Kepala Balai Kekarantinaan Kesehatan (BKK) Kelas I Banda Aceh, Ali Isha Wardana, mengatakan hasil pemeriksaan kesehatan terhadap jemaah yang tiba di Aceh menunjukkan kondisi yang menggembirakan. Meski beberapa jemaah, terutama lanjut usia, mengalami kelelahan dan keluhan kesehatan ringan, tidak ditemukan kasus penyakit menular yang memerlukan penanganan khusus.
“Secara garis besar, jamaah haji yang telah sampai ke Aceh kondisinya mayoritas sehat. Memang ada beberapa yang berdasarkan One Health System berstatus merah, tetapi setelah kami lakukan pemeriksaan lanjutan dan pengambilan sampel, hasilnya seluruhnya negatif. Tidak ditemukan penyakit menular maupun kondisi kesehatan yang mengkhawatirkan,” kata Ali, Minggu (28/6/2026).
Menurutnya, sebagian besar keluhan yang dialami jamaah dapat ditangani di Poliklinik Asrama Haji Debarkasi Aceh tanpa harus dirujuk ke rumah sakit.
Meski demikian, PPIH Debarkasi Aceh tetap menerapkan pemantauan kesehatan selama dua kali masa inkubasi atau 14 hari setelah kepulangan. Langkah ini dilakukan sebagai bagian dari sistem kewaspadaan dini terhadap kemungkinan munculnya penyakit infeksi yang baru menunjukkan gejala beberapa hari setelah seseorang kembali dari perjalanan internasional.
Ali menjelaskan, pemantauan dilakukan melalui koordinasi dengan Dinas Kesehatan Aceh serta Dinas Kesehatan kabupaten/kota agar kondisi seluruh jemaah tetap terpantau di daerah masing-masing.
“Kami tetap berkoordinasi dengan Dinas Kesehatan Provinsi maupun kabupaten/kota. Jika ada jemaah yang mengalami gejala seperti batuk, demam, atau keluhan kesehatan lainnya, diharapkan segera melapor ke fasilitas kesehatan setempat agar bisa segera ditangani,” ujarnya.
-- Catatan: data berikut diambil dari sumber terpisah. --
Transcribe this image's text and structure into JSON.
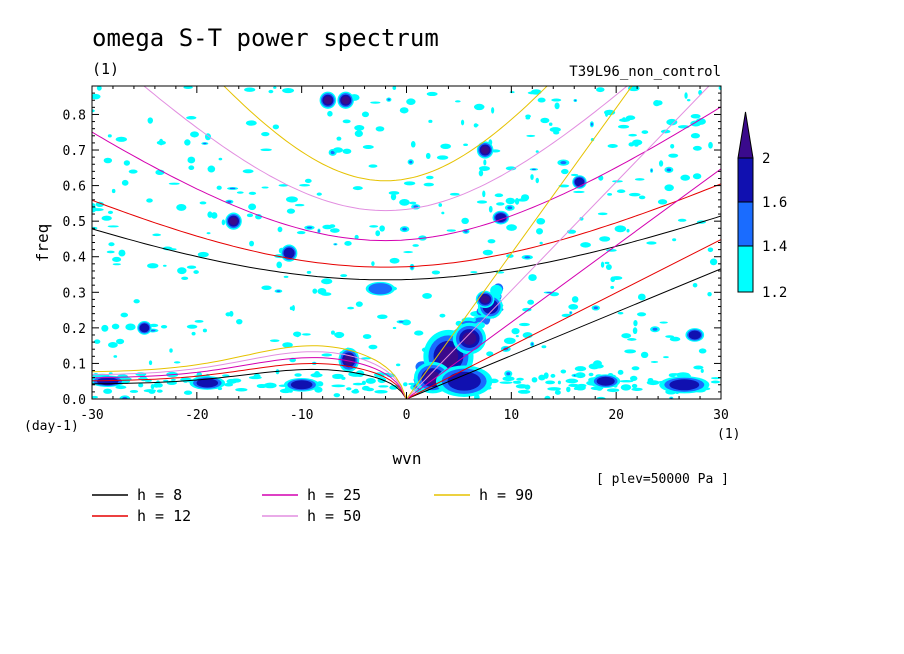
{
  "chart_data": {
    "type": "heatmap",
    "title": "omega S-T power spectrum",
    "units_left": "(1)",
    "dataset_label": "T39L96_non_control",
    "xlabel": "wvn",
    "ylabel": "freq",
    "y_units": "(day-1)",
    "x_units": "(1)",
    "plev_label": "[ plev=50000 Pa ]",
    "xlim": [
      -30,
      30
    ],
    "ylim": [
      0,
      0.88
    ],
    "xticks": [
      -30,
      -20,
      -10,
      0,
      10,
      20,
      30
    ],
    "xtick_labels": [
      "-30",
      "-20",
      "-10",
      "0",
      "10",
      "20",
      "30"
    ],
    "yticks": [
      0,
      0.1,
      0.2,
      0.3,
      0.4,
      0.5,
      0.6,
      0.7,
      0.8
    ],
    "ytick_labels": [
      "0.0",
      "0.1",
      "0.2",
      "0.3",
      "0.4",
      "0.5",
      "0.6",
      "0.7",
      "0.8"
    ],
    "colorbar": {
      "levels": [
        1.2,
        1.4,
        1.6,
        2
      ],
      "labels": [
        "1.2",
        "1.4",
        "1.6",
        "2"
      ],
      "colors": [
        "#00ffff",
        "#1a6cff",
        "#1010b0",
        "#3a0a8c"
      ]
    },
    "dispersion_curves": [
      {
        "h": 8,
        "label": "h =  8",
        "color": "#000000"
      },
      {
        "h": 12,
        "label": "h = 12",
        "color": "#e60000"
      },
      {
        "h": 25,
        "label": "h = 25",
        "color": "#d400b0"
      },
      {
        "h": 50,
        "label": "h = 50",
        "color": "#e28ee0"
      },
      {
        "h": 90,
        "label": "h = 90",
        "color": "#e6c200"
      }
    ],
    "blobs": [
      {
        "x": 4.0,
        "y": 0.12,
        "rx": 2.2,
        "ry": 0.07,
        "level": 3
      },
      {
        "x": 6.0,
        "y": 0.17,
        "rx": 1.4,
        "ry": 0.04,
        "level": 3
      },
      {
        "x": 2.5,
        "y": 0.06,
        "rx": 1.6,
        "ry": 0.04,
        "level": 3
      },
      {
        "x": 8.0,
        "y": 0.26,
        "rx": 1.0,
        "ry": 0.03,
        "level": 2
      },
      {
        "x": 7.5,
        "y": 0.28,
        "rx": 0.7,
        "ry": 0.02,
        "level": 3
      },
      {
        "x": 5.5,
        "y": 0.05,
        "rx": 2.5,
        "ry": 0.04,
        "level": 2
      },
      {
        "x": 26.5,
        "y": 0.04,
        "rx": 2.2,
        "ry": 0.02,
        "level": 2
      },
      {
        "x": 19,
        "y": 0.05,
        "rx": 1.2,
        "ry": 0.015,
        "level": 2
      },
      {
        "x": -5.5,
        "y": 0.11,
        "rx": 0.8,
        "ry": 0.03,
        "level": 3
      },
      {
        "x": -10,
        "y": 0.04,
        "rx": 1.5,
        "ry": 0.015,
        "level": 2
      },
      {
        "x": -19,
        "y": 0.045,
        "rx": 1.5,
        "ry": 0.015,
        "level": 2
      },
      {
        "x": -25,
        "y": 0.2,
        "rx": 0.5,
        "ry": 0.015,
        "level": 2
      },
      {
        "x": -7.5,
        "y": 0.84,
        "rx": 0.6,
        "ry": 0.02,
        "level": 3
      },
      {
        "x": -5.8,
        "y": 0.84,
        "rx": 0.6,
        "ry": 0.02,
        "level": 3
      },
      {
        "x": -16.5,
        "y": 0.5,
        "rx": 0.6,
        "ry": 0.02,
        "level": 3
      },
      {
        "x": 7.5,
        "y": 0.7,
        "rx": 0.6,
        "ry": 0.02,
        "level": 3
      },
      {
        "x": 9,
        "y": 0.51,
        "rx": 0.6,
        "ry": 0.015,
        "level": 2
      },
      {
        "x": -11.2,
        "y": 0.41,
        "rx": 0.6,
        "ry": 0.02,
        "level": 2
      },
      {
        "x": -2.5,
        "y": 0.31,
        "rx": 1.2,
        "ry": 0.015,
        "level": 1
      },
      {
        "x": 16.5,
        "y": 0.61,
        "rx": 0.5,
        "ry": 0.015,
        "level": 2
      },
      {
        "x": -28.5,
        "y": 0.05,
        "rx": 1.5,
        "ry": 0.012,
        "level": 2
      },
      {
        "x": 27.5,
        "y": 0.18,
        "rx": 0.7,
        "ry": 0.015,
        "level": 2
      }
    ]
  },
  "legend": {
    "items": [
      {
        "label": "h =  8",
        "color": "#000000"
      },
      {
        "label": "h = 25",
        "color": "#d400b0"
      },
      {
        "label": "h = 90",
        "color": "#e6c200"
      },
      {
        "label": "h = 12",
        "color": "#e60000"
      },
      {
        "label": "h = 50",
        "color": "#e28ee0"
      }
    ]
  }
}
Sementara itu, Pelaksana Tugas Kepala Dinas Kesehatan Aceh, Ferdiyus, memastikan seluruh puskesmas di 23 kabupaten/kota telah bersiaga memberikan pelayanan sekaligus melakukan pemantauan terhadap jemaah yang telah kembali ke daerah asal.
“Seluruh fasilitas kesehatan, khususnya puskesmas di 23 kabupaten/kota, sudah siap melakukan pemantauan dan memberikan pelayanan kepada jemaah haji yang telah kembali. Hingga saat ini hasil evaluasi menunjukkan belum ada jemaah yang terdampak penyakit menular,” katanya.
Ia menambahkan, seluruh jemaah yang menjalani pemeriksaan lanjutan setelah tiba di Aceh juga telah dinyatakan negatif terhadap penyakit yang menjadi perhatian petugas kesehatan.
Sebagai langkah pencegahan, para jemaah diimbau membatasi aktivitas di luar rumah selama masa pemantauan, memperbanyak waktu istirahat, menjaga kecukupan cairan tubuh, serta menggunakan masker ketika berinteraksi dengan orang lain. Imbauan tersebut diharapkan dapat menjaga kondisi kesehatan jemaah tetap prima sekaligus meminimalkan risiko penularan penyakit di lingkungan keluarga dan masyarakat.